Jones notes that Anglo American improved its disclosure procedures and boosted its international exposure through acquisitions. In short, the company seems to be taking a page or two from North American majors, which are perceived as more market-savvy than their London-based counterparts.

“New Chief Executive Tony Trahar [who replaced Julian Oglivie Thompson in mid-July] sets out his objectives as delivering value from recent acquisitions, growing the core businesses organically and through acquisitions, and continuing to dispose of non-core assets,” Jones states. “Anglo American continues to look for deals to grow its international mining operations. However, the company appears to be increasingly cautious on the valuations seen in recent transactions: in August, it pulled out of a US$2-billion auction for Australian iron-ore producer North.”

At US$2.8 billion, Tarmac Aggregates was this year’s largest acquisition. However, based on recent earnings, analysts have shown little enthusiasm for the pricey deal. In Africa, the company picked up interests in the Geita and Morila gold projects and increased its exposure to Zambian copper. Coal and paper-and-packaging assets were also acquired.

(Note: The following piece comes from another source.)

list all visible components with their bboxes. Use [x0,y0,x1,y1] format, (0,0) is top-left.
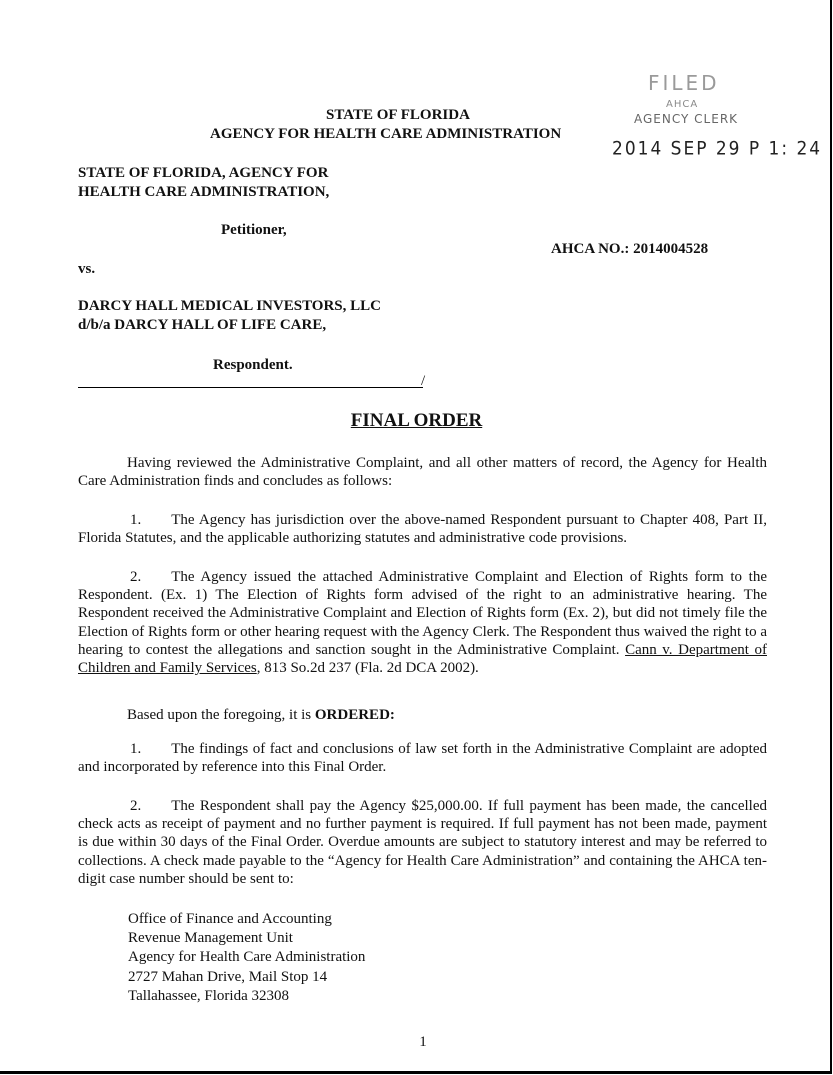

“There are lingering concerns that Anglo American’s acquisition ambitions will be achieved at the expense of shareholder returns, especially given the problems at Tarmac,” Jones writes. “However, the withdrawal at North was encouraging, while the paper acquisition ratios look low, and the coal market has begun to turn. While we doubt that Anglo American has yet the deal-making reputation of Billiton, we continue to believe that it is moving in the right direction.”

Another concern is the poorly rated environment for mining stocks that has brought about persistently weak prices and low ratings. Some of this can be attributed to continued uncertainty over the economic outlook, specifically the debate over hard or soft economic landings. On a more positive note, Jones says the latter view (soft landings) appears to be dominating, which has given a boost to metal prices, including copper.

According to Jones, Anglo American’s share price reflects investor caution that the current strong markets and prices for platinum metals and diamonds can be maintained. He suggests, however, that this is a concern which he does not share. “We see little reason for major near-term instability in either market and believe that realized prices in 2001 will be above those in 2000, with little prospect of a major downside into 2002.”

The analyst also notes that what has hurt the company’s rating more than anything is its “history of low disclosure, complex structure and limited awareness of institutional shareholder requirements.” That was then. Jones believes that Anglo American has made progress in all areas since being listed in London in mid-1999.

“The structure has been considerably simplified, disclosure is now in line with the sector norm, disposals are continuing to reduce peripheral businesses, and there appears to be an awareness that acquisitions must deliver value, perhaps best seen when Anglo American walked away from North despite good strategic reasons to proceed.”

At mid-year, Anglo American’s debt stood at US$2.3 billion, which Jones describes as “amazingly low.” After taking into account recent acquisitions, year-end debt is expected to rise to US$3.3 billion, which could be offset by more dispositions.

Jones also gave a thumb’s-up to Anglo American’s renewed emphasis on cost control, a strategy that has provided operating and rating benefits to other major London-based mining groups.

“We believe that this initiative will also help reduce concerns that the Anglo American management is divorced from the business operations,” he concludes.